Jerusalem ramming attack: Four killed as truck slams into crowd
By JPOST.COM STAFF
Police confirm that the perpetrator has been neutralized; police chief
identifies driver as east Jerusalem resident.
Four people were killed and several others wounded after a truck rammed into several pedestrians
adjacent to the Armon Hanatziv promenade in Jerusalem on Sunday, according to Magen David
Adom. Among the fatalities were three women and one man in their 20s. 

MDA reported that it was treating 13 additional wounded people, of them, three in serious condition,
one in moderate-to-serious condition and 9 in light condition. Emergency workers were evacuating
the wounded to nearby hospitals.

Police confirmed that the perpetrator has been neutralized. Authorities suspected terror motives in
the incident.

Speaking to the press minutes after the attack, General Commissioner of the Israel Police, Major
Roni Alsheich, identified the attacker as a resident of east Jerusalem, explaining how the apparently
Arab perpetrator had an Israeli driver's license and was driving a car with an Israeli license plate.
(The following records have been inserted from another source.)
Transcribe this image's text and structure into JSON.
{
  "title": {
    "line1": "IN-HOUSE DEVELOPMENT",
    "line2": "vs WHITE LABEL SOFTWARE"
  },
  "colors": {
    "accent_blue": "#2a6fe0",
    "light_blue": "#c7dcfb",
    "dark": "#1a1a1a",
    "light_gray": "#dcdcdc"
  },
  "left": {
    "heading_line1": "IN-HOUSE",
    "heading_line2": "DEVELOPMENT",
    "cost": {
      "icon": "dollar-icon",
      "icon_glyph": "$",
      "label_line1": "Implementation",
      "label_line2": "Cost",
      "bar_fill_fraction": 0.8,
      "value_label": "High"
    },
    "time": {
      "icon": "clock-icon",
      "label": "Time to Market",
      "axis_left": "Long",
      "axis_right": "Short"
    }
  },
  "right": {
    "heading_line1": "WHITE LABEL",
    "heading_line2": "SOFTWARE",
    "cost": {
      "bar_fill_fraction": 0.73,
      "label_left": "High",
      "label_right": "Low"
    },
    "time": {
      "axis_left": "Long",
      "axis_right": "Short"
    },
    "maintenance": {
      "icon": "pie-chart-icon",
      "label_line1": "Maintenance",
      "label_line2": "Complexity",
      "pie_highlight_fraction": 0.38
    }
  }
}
Alsheich said that there was no prior warning to the attack, but that police are intensely preparing to
react quickly to threats and to thwart attacks as often as possible. 

MDA paramedic Landy Sharon who arrived at the scene said that he "saw a truck that hit a group of
young people that got off a bus near the Armon Hanatziv observation post."

"About 10 people were lying on the ground near the street. Some of the were trapped under the
truck," he added.


According to police, the motorist increased speed and rammed the truck into a group of people
while they were descending from a bus.